Prometheus告警配置

告警功能概述

Prometheus对指标的收集、存储同告警能力分属于Prometheus Server和Alertmanager两个独立的组件，前者仅负责于“告警规则”生产告警通知，具体的告警操作则由后者完成。
Alertmanager负责处理有客户端发来的告警通知：

客户端通常是Prometheus Server，但他也支持接收来自其它工具的告警
Alertmanager对告警通知进行分组、去重后根据路由规则将其路由到不同的receiver，如Email、短信或钉钉等

Prometheus监控系统的告警逻辑

首先要配置Prometheus成为Alertmanager的告警客户端，反过来，Alertmanager也是应用程序，他自身同样应该纳入Prometheus的监控目标。
配置逻辑：
在Alertmanager上定义receiver，他们通常是能够基于某个媒介接收告警消息的特定用户

email、WeChat、slack和webhook等为常见的发送告警信息的媒介
在不同的媒介上，代表告警消息消息接收人的地址表示方式也会有所不同

在Alertmanager上定义路由规则，以便将接收到的告警通知按需分别进行处理，在Prometheus上定义告警规则生产告警通知，发送给Alertmanager

在这里插入图片描述

Alertmanager

除了基本的告警通知能力外，Alertmanager还支持对告警进行去重、分组、抑制、静默和路由等功能：

分组（grouping）：将相似告警合并为单个告警通知的机制，在系统因大面积故障而触发告警潮时分组机制能避免用户被大量的告警噪声淹没，进而导致关键信息的隐没
抑制（inhibition）：系统中某个组件或服务故障而触发告警通知后，那些依赖于该组件或服务的其他组件或服务可能也会因此而触发告警，抑制便是避免类似的级联告警的一种特性，从而让用户能将精力集中于真正的故障所在
静默（silent）：是指在一个特定的时间窗口内，即便接收到告警通知，Alertmanager也不会真正向用户发送告警信息的行为。通常在系统例行维护期间，需要激活告警系统的静默特性
路由（route）：用于配置Alertmanager如何处理传入的特定类型的告警通知，其基本逻辑是根据路由匹配规则的匹配结果来确定处理当前告警通知的路径和行为

配置Alertmanager

Altermanager是一个独立的go二进制程序，需要独立部署及维护
在这里插入图片描述

tar xf alertmanager-0.21.0.linux-amd64.tar.gz -C /usr/local/
mv /usr/local/alertmanager-0.21.0.linux-amd64 /usr/local/alertmanager

修改Alertmanager配置文件

vim alertmanager.yml
global:
  resolve_timeout: 5m

route:
  group_by: ['alertname']
  group_wait: 10s
  group_interval: 10s
  repeat_interval: 1h
  receiver: 'email'
receivers:
- name: 'email'
  email_configs:
  - to: '***@163.com'
    from: '***@163.com'
    smarthost: 'smtp.163.com:25'
    auth_username: '***@163.com'
    auth_identity: '***@163.com'
    auth_password: 'OTFXYHONWUFELOTN'
    require_tls: false

这里使用的是163邮箱，其中auth_password需使用的是163邮箱smtp的密码而不是登录邮箱的密码

启动

修改Prometheus配置文件并配置告警规则

这里基于文件发现

global:
  scrape_interval:     15s # Set the scrape interval to every 15 seconds. Default is every 1 minute.
  evaluation_interval: 15s # Evaluate rules every 15 seconds. The default is every 1 minute.
  # scrape_timeout is set to the global default (10s).

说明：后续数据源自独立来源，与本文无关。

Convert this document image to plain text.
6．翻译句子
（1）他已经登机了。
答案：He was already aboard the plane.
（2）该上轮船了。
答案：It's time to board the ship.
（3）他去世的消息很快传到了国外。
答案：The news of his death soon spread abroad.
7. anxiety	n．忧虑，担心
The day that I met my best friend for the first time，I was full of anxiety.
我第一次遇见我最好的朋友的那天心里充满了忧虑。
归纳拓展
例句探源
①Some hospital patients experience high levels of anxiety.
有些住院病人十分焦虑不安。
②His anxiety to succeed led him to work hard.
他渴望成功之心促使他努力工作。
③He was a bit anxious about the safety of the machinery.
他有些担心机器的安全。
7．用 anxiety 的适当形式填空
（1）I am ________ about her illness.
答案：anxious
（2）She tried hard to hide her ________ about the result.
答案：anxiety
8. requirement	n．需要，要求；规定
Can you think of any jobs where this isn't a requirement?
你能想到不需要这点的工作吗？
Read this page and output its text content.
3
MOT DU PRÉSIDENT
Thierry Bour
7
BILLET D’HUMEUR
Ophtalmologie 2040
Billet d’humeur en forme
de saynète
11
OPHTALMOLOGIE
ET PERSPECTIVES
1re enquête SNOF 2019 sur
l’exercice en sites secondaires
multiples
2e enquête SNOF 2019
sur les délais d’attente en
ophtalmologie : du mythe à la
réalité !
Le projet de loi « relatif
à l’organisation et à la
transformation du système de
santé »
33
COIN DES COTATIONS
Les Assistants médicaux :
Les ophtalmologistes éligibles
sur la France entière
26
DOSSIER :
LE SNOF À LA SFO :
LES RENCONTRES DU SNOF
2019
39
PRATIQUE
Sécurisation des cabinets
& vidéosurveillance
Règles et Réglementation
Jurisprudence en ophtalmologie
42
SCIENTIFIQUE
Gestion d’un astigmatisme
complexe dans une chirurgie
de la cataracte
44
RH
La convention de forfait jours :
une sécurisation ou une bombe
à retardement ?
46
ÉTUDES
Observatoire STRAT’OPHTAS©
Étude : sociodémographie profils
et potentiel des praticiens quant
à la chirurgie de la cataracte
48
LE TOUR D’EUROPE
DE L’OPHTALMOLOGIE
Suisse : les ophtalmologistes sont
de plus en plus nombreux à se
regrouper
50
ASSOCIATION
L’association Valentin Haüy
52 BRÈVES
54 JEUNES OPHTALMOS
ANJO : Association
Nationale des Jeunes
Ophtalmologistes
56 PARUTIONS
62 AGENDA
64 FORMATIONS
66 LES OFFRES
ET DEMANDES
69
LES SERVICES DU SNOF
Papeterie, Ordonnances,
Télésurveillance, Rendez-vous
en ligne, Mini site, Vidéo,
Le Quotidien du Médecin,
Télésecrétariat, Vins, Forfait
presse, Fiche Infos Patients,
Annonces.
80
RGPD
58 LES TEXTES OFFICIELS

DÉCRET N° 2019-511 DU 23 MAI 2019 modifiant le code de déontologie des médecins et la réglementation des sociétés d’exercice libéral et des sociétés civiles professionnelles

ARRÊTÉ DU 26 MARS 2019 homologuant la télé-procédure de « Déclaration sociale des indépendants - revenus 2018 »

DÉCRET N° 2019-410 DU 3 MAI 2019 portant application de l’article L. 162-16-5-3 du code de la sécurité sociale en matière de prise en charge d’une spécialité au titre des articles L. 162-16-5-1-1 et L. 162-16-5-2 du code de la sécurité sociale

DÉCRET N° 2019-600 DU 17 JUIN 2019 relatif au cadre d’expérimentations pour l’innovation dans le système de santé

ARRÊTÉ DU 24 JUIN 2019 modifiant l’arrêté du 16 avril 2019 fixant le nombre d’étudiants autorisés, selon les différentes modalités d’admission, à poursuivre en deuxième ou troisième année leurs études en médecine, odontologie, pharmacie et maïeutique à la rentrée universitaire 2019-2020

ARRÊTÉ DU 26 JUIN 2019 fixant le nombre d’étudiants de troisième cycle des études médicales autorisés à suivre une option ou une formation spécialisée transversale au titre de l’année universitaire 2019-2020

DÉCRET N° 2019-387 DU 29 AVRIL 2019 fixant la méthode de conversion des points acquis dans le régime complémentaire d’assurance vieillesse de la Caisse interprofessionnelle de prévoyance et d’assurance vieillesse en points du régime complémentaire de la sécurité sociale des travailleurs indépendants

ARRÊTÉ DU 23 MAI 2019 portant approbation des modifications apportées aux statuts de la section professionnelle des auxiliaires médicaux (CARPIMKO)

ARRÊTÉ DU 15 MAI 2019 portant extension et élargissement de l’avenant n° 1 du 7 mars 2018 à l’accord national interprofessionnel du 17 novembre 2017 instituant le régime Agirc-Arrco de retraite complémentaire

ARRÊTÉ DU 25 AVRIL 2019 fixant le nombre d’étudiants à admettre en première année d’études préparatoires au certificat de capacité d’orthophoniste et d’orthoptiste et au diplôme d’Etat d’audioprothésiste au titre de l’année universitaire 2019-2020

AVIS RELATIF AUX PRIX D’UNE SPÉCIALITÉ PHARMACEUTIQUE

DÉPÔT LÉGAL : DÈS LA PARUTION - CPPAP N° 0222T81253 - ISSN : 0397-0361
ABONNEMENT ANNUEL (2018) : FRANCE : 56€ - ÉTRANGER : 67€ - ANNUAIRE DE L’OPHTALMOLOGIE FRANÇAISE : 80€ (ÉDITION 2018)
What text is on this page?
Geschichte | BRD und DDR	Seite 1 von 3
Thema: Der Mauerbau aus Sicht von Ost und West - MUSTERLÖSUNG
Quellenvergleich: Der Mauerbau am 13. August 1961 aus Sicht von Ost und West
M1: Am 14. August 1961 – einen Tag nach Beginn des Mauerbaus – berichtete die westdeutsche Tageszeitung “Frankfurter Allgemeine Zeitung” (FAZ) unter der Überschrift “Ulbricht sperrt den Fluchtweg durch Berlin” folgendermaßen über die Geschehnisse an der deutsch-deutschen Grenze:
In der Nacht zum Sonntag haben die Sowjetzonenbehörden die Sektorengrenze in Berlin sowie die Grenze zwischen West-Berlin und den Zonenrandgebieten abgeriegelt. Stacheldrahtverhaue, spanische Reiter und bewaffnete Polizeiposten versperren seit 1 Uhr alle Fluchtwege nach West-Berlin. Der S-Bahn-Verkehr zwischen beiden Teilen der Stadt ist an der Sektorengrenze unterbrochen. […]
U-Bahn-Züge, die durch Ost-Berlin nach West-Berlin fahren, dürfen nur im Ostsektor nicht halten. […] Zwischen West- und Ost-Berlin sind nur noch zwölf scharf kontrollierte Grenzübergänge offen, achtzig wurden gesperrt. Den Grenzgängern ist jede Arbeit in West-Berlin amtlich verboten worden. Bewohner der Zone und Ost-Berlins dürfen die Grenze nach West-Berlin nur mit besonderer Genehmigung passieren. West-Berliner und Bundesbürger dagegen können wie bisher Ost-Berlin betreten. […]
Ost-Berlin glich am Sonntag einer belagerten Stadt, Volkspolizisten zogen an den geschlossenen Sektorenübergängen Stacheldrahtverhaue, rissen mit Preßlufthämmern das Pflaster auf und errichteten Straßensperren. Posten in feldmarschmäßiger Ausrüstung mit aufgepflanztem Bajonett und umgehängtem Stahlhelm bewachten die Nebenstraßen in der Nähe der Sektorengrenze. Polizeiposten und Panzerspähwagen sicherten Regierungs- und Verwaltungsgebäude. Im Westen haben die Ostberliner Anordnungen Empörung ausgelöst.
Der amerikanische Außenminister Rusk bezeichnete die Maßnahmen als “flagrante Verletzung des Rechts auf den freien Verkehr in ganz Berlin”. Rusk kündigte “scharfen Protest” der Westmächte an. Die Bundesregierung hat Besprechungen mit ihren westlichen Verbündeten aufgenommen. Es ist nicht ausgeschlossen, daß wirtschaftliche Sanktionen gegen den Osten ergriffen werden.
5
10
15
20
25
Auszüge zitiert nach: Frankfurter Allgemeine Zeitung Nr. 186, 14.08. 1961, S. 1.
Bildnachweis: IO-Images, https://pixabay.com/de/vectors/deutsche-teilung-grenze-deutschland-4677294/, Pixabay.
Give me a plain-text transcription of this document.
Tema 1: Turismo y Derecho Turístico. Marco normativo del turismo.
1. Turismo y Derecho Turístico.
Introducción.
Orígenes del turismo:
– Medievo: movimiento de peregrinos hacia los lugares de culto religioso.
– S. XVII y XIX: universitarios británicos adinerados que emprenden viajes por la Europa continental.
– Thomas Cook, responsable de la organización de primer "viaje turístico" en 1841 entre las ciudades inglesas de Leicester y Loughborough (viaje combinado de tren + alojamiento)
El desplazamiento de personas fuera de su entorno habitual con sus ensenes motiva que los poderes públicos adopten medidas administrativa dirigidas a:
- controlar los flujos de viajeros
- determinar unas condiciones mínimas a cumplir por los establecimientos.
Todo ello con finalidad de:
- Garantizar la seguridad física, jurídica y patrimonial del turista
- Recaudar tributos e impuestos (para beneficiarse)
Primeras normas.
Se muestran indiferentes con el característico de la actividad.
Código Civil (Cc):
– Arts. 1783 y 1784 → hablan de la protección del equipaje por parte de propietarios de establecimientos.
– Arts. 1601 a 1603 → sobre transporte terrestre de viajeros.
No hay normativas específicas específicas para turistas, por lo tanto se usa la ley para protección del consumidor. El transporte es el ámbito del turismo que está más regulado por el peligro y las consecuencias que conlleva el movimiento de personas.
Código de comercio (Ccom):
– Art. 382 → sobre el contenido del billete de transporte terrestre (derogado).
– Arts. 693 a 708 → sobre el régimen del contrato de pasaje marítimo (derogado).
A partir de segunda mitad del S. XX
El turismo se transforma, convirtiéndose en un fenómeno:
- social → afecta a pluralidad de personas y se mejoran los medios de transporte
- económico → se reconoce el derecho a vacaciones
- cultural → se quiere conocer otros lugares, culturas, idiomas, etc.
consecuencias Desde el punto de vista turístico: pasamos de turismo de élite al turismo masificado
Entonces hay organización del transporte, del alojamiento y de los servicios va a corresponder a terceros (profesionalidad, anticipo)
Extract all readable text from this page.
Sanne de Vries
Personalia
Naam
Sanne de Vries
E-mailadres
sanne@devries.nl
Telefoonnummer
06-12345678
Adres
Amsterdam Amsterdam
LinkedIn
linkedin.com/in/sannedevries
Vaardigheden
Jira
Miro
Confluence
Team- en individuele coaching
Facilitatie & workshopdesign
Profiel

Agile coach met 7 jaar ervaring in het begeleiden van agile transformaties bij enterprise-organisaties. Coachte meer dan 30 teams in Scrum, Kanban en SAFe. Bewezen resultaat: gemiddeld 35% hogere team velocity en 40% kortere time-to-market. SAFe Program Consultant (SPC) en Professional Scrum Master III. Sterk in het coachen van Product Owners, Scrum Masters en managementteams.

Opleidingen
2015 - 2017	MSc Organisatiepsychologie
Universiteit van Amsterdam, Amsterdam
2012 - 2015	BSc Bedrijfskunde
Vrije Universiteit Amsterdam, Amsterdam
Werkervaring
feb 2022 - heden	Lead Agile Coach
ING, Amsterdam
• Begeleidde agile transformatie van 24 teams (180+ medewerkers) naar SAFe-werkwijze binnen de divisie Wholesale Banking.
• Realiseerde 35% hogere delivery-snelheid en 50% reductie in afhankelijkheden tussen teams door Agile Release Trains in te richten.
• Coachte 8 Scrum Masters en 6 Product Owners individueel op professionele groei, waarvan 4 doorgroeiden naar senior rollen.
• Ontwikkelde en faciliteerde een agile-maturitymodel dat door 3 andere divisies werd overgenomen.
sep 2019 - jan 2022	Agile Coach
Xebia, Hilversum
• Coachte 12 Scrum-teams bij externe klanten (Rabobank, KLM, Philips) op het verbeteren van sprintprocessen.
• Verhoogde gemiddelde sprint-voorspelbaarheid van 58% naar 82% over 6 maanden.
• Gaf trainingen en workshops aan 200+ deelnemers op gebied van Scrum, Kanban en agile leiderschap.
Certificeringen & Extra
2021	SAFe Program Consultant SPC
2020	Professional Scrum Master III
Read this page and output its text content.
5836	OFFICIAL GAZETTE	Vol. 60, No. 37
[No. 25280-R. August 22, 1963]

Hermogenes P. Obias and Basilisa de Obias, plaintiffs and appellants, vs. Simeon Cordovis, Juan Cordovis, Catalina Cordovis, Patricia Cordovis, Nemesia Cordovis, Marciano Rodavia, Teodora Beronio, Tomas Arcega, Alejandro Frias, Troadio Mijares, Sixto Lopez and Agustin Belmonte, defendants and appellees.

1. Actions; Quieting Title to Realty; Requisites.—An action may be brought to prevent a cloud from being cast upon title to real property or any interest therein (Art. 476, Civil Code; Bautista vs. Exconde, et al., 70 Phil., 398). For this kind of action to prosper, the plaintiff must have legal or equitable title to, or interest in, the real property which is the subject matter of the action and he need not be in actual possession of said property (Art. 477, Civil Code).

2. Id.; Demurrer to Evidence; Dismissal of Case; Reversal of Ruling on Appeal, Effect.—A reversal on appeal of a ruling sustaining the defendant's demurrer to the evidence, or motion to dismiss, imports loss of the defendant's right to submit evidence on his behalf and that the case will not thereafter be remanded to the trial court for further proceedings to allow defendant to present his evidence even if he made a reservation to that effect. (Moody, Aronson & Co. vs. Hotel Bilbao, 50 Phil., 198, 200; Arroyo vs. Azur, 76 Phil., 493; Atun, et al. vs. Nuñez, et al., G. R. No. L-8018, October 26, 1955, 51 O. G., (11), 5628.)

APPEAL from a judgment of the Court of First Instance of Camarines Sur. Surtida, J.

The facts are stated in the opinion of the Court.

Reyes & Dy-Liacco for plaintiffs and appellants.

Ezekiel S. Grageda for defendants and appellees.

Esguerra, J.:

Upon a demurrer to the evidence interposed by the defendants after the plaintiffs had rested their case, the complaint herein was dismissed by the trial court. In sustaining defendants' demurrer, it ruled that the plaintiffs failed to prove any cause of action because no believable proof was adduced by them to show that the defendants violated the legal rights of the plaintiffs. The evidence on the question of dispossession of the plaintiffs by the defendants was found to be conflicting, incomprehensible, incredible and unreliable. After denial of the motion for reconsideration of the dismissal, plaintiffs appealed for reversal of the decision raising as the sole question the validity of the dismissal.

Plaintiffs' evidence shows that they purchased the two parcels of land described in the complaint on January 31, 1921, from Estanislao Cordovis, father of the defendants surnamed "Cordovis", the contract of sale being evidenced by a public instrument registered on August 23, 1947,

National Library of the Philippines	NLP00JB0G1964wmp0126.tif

# Alertmanager configuration
alerting:
  alertmanagers:
  - file_sd_configs:
    - files:
      - "target/alertmanagers*.yaml"

# Load rules once and periodically evaluate them according to the global 'evaluation_interval'.
rule_files:
  - "rules/*.yaml"
  - "alert_rules/*.yaml"

# A scrape configuration containing exactly one endpoint to scrape:
# Here it's Prometheus itself.
scrape_configs:
  # The job name is added as a label `job=<job_name>` to any timeseries scraped from this config.
  - job_name: 'prometheus'
    # metrics_path defaults to '/metrics'
    # scheme defaults to 'http'.
    static_configs:
    file_sd_configs:
    - files:
      - target/prometheus-*.yaml
      refresh_interval: 2m

  # All nodes
  - job_name: 'nodes'
    file_sd_configs:
    - files:
      - target/nodes-*.yaml
      refresh_interval: 2m

  - job_name: 'alertmanagers'
    file_sd_configs:
    - files:
      - target/alertmanagers*.yaml
      refresh_interval: 2m

编写节点文件

vim /usr/local/prometheus/target/nodes.yaml
- targets:
  - 192.168.0.181:9100
  - 192.168.0.179:9100
  labels:
    app: node-exporter
    job: node

vim /usr/local/prometheus/target/prometheus-servers.yaml
- targets:
  - 192.168.0.181:9090
  labels:
    app: prometheus
    job:  prometheus

vim /usr/local/prometheus/target/alertmanagers.yaml
- targets:
  - 192.168.0.181:9093
  labels:
    app: alertmanager

配置告警规则

vim /usr/local/prometheus/alert_rules/instance_down.yaml
groups:
- name: AllInstances
  rules:
  - alert: InstanceDown
    # Condition for alerting
    expr: up == 0
    for: 1m
    # Annotation - additional informational labels to store more information
    annotations:
      title: 'Instance down'
      description: Instance has been down for more than 1 minute.'
    # Labels - additional labels to be attached to the alert
    labels:
      severity: 'critical'

这里重点是expr对应的是Prometheus上的指标名称和其对应的值，当其满足条件时触发报警